Why set random seed for data augumentation? If I did not, the loss jumped by 1000+ after one epoch in SSD box detction

I already solved this problem code wise, but I don’t know why what I did worked and want an explanation.

I was doing SSD bounding box detection and loss was okay in the first epoch. Then in the second epoch, it suddenly jumped to 5000-10000 range. This loss jump was coming from my loss function for the location of bounding box, meaning x y coordinates of where the object is; loss function for labeling, classifying the class of the object being detected was okay, going down gradually as expected
I figured out that if I don’t do data augmentations like random flip, random crop, random hue change and stuff of those sorts in my data loader, the loss for xy coordinates doesn’t go crazy.

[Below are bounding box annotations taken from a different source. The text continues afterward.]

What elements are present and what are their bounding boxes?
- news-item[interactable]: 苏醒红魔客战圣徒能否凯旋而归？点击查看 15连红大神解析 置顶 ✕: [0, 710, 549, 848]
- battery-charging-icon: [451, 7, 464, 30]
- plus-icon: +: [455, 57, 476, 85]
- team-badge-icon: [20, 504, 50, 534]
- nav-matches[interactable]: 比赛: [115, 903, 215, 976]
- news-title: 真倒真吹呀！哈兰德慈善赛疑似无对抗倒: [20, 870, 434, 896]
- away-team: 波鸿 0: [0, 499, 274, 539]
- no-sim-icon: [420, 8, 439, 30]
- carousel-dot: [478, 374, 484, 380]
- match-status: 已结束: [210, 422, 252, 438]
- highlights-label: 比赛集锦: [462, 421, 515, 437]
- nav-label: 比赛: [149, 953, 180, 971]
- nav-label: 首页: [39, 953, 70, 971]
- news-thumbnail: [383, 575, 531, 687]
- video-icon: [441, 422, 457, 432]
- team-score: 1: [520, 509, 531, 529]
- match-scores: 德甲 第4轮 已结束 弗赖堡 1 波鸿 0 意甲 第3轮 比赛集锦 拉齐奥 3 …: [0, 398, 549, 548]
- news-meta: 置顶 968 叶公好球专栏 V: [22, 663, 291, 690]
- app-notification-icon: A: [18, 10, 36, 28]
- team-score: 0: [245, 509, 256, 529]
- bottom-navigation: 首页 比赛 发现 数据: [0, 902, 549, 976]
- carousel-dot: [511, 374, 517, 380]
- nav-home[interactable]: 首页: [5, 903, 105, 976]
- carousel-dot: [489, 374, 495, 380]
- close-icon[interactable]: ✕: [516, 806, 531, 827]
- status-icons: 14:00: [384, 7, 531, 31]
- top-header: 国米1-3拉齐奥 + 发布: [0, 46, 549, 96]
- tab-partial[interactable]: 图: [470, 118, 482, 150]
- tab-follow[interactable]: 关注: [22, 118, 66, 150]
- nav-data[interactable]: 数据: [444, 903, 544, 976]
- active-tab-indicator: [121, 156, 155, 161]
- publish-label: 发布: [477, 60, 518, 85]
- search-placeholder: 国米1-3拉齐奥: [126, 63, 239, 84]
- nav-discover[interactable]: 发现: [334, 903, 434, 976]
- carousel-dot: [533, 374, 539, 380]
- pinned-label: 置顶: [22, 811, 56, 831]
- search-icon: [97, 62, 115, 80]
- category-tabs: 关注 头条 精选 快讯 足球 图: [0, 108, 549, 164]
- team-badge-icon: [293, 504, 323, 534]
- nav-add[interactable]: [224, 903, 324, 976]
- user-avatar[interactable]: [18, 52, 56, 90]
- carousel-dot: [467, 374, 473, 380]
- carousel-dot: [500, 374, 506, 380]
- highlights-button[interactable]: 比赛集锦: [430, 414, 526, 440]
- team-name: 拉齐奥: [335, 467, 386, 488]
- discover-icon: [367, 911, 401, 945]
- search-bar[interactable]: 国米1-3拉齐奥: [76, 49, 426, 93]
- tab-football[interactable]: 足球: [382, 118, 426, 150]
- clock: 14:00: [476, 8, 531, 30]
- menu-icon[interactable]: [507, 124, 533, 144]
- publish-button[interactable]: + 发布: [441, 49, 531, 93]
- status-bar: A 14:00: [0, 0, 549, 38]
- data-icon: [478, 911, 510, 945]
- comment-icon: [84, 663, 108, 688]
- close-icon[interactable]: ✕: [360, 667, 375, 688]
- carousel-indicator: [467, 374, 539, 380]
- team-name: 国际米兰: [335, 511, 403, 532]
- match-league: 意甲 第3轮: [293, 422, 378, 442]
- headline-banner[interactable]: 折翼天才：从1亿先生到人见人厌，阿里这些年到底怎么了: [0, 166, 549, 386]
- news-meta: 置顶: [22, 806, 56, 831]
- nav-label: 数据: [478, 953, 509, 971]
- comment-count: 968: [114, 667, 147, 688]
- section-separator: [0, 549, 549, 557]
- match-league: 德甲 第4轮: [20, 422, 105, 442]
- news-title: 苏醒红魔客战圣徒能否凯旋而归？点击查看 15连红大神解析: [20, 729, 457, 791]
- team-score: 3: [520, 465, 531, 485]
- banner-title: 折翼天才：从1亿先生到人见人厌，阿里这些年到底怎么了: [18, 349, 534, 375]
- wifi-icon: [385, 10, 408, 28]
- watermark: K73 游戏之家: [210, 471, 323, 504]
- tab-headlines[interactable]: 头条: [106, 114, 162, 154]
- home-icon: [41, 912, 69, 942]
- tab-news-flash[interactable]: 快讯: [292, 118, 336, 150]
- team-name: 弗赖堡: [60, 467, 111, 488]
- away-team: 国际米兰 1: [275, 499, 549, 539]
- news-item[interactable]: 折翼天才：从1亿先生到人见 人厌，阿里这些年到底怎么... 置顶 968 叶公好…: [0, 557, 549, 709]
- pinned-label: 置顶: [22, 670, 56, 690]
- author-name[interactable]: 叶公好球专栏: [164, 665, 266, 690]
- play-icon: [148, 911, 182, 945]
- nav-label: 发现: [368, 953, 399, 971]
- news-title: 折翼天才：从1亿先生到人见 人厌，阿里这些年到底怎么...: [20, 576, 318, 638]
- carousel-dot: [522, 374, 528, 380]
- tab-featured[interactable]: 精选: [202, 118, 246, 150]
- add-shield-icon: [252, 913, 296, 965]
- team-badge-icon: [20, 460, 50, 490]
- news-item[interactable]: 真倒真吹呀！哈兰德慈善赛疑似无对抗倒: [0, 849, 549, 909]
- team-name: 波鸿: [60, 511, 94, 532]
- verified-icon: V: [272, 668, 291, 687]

Then I set the random seed and enabled data augmentation, and it also worked fine and loss was stable.

torch.manual_seed(1234)
np.random.seed(1234)
random.seed(1234)

Could anyone explain to me what is going on?

What happens, if you change the seed to another number?
I assume you got lucky with this seed and the training might be generally unstable, which is a bad sign. :confused:

Thank you so much for your reply.
I changed the seed from 1234 to 12345 and it is working just as fine.
Below is the loss at the beginning of the 2nd epoch, before, meaning before setting seed values, it was in the range of 5000 to 10000. Now, it is slightly below the loss for the first epoch, which is exactly what I expect it to be.
I guess setting any kind of seed number is important for data augmentation that uses random number generator. I am not quite sure why.

image

Thanks for the update!
It would still be interesting to see a few runs for different seeds.

I did another random number and it was very stable learning curve and detection was not that terrible although I think I need a few more epochs.
What I dont understand is that the loss jumped from the second epoch, when I did not set the seed, but was rather stable in the first round? Why would this be?

torch.manual_seed(12241251)
np.random.seed(12241251)
random.seed(12241251)

image
image

Different seeds might create “lucky” or “bad” runs.
Usually, it’s a bad sign if only a specific seed is letting your model train properly while others fail.

If you are seeing the loss explosion for all (or the majority) of vanilla runs, and observe proper training for seeding the code with random values, this might be some bug I cannot explain, and we would need to dig into it.

Could you create an executable code snippet, which would demonstrate the observed behavior?

I am sorry for the late response.
I found some questionable codes in my program, and I am now looking into it. But I am thinking the weird behavior might be due to this issue.
However, thank you for your engagement.